È un grido di rivolta che denuncia un sistema sociale ingiusto e che si rifiuta di pagarne i costi.

Il 13 febbraio a Milano molte di noi non sono scese in piazza o lo hanno fatto singolarmente. Non ci riconoscevamo nelle parole d’ordine contenute nell’appello. Col senno di poi e  leggendo commenti e riflessioni su siti, blog e giornali, abbiamo constatato che in piazza Castello si era comunque  espressa, da parte di molte, rabbia e dissenso per una situazione politica e sociale disastrosa. Tante donne, con cartelli, magliette o a voce hanno espresso il malessere che vivono quotidianamente sulla loro pelle. Malgrado in piazza fosse presente tanto moralismo e giustizialismo si è colta anche la voglia di dire la propria come donne in una società ancora dominata da logiche patriarcali e sessiste.

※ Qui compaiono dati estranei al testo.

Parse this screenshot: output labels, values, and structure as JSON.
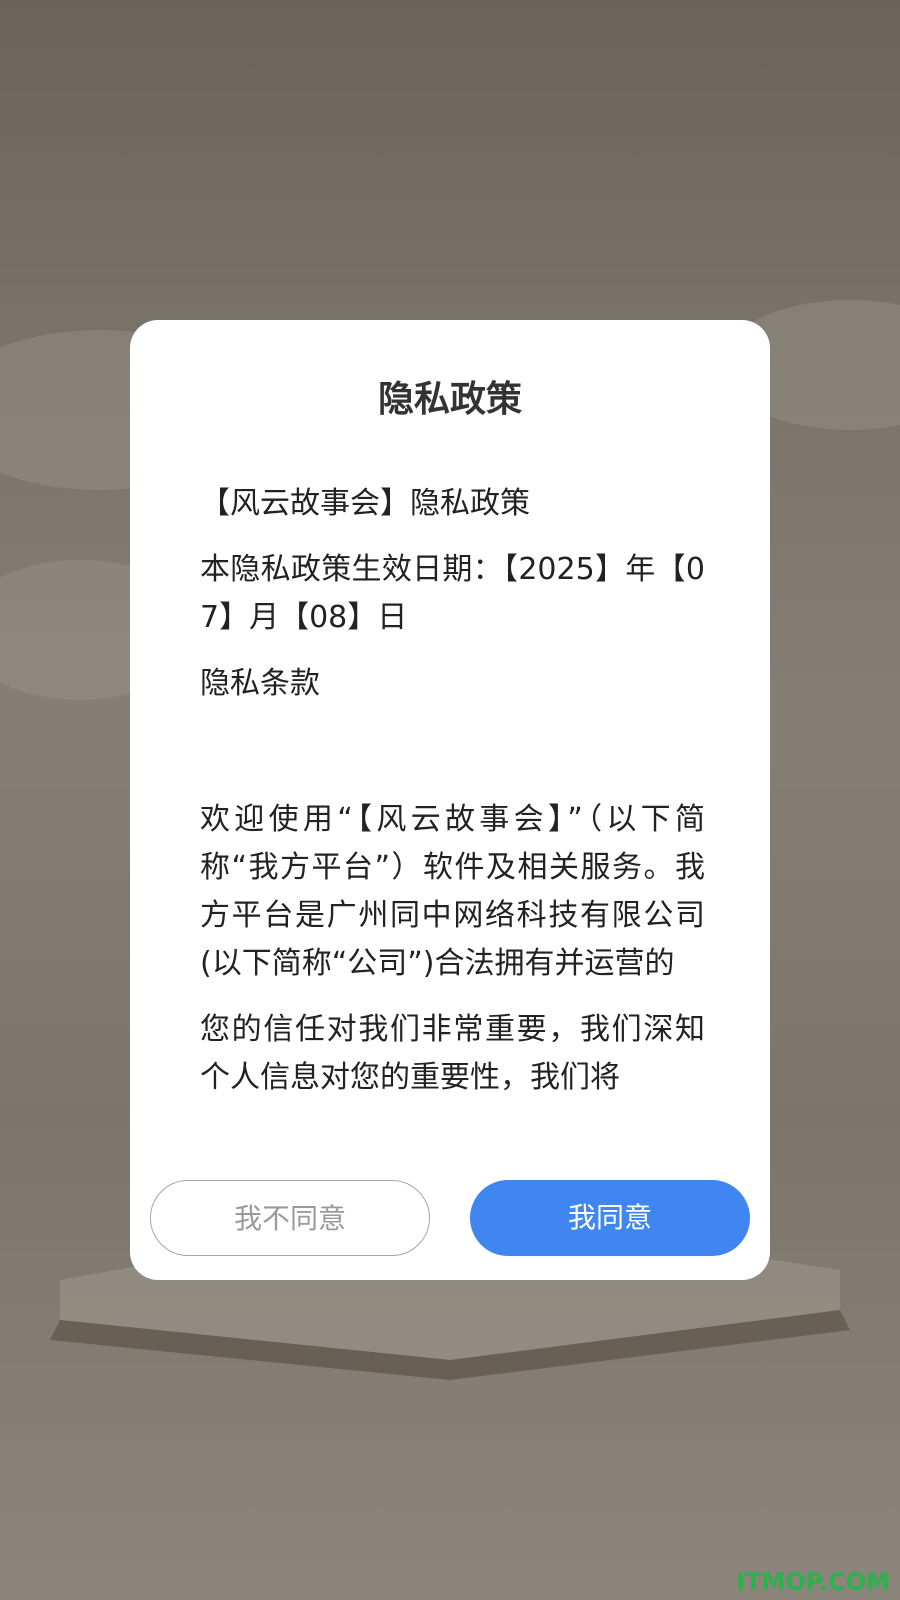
{
  "dialog": {
    "title": "隐私政策",
    "paragraphs": [
      "【风云故事会】隐私政策",
      "本隐私政策生效日期：【2025】年【07】月【08】日",
      "隐私条款",
      "欢迎使用“【风云故事会】”（以下简称“我方平台”）软件及相关服务。我方平台是广州同中网络科技有限公司(以下简称“公司”)合法拥有并运营的",
      "您的信任对我们非常重要，我们深知个人信息对您的重要性，我们将"
    ],
    "buttons": {
      "disagree": "我不同意",
      "agree": "我同意"
    }
  },
  "watermark": "ITMOP.COM",
  "colors": {
    "primary": "#3f86f0",
    "watermark": "#2bb24c"
  }
}
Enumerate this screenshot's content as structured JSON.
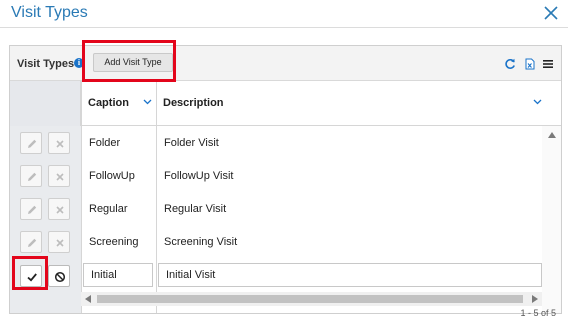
{
  "dialog": {
    "title": "Visit Types",
    "close_icon": "close-icon"
  },
  "toolbar": {
    "label": "Visit Types",
    "info_glyph": "i",
    "add_button": "Add Visit Type",
    "icons": [
      "refresh-icon",
      "export-excel-icon",
      "menu-icon"
    ]
  },
  "grid": {
    "columns": [
      {
        "label": "Caption"
      },
      {
        "label": "Description"
      }
    ],
    "rows": [
      {
        "caption": "Folder",
        "description": "Folder Visit"
      },
      {
        "caption": "FollowUp",
        "description": "FollowUp Visit"
      },
      {
        "caption": "Regular",
        "description": "Regular Visit"
      },
      {
        "caption": "Screening",
        "description": "Screening Visit"
      }
    ],
    "edit_row": {
      "caption": "Initial",
      "description": "Initial Visit"
    }
  },
  "footer": {
    "fragment": "1 - 5 of 5"
  },
  "colors": {
    "accent": "#2a7ab5",
    "highlight": "#e3051b",
    "link_blue": "#1a73c9"
  }
}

Anche l’8 marzo vogliamo portare in piazza le nostre voci e i nostri corpi e rimettere al centro la questione della redistribuzione delle ricchezze: tra chi fa i profitti e chi sta pagando questa crisi, tra chi possiede palazzi e chi non ha casa, tra chi si giova di stipendi milionari e chi non ha un lavoro!

Vogliamo scendere in piazza per contestare una cultura e un immaginario usati per controllare e disciplinare i nostri corpi e la nostra sessualità!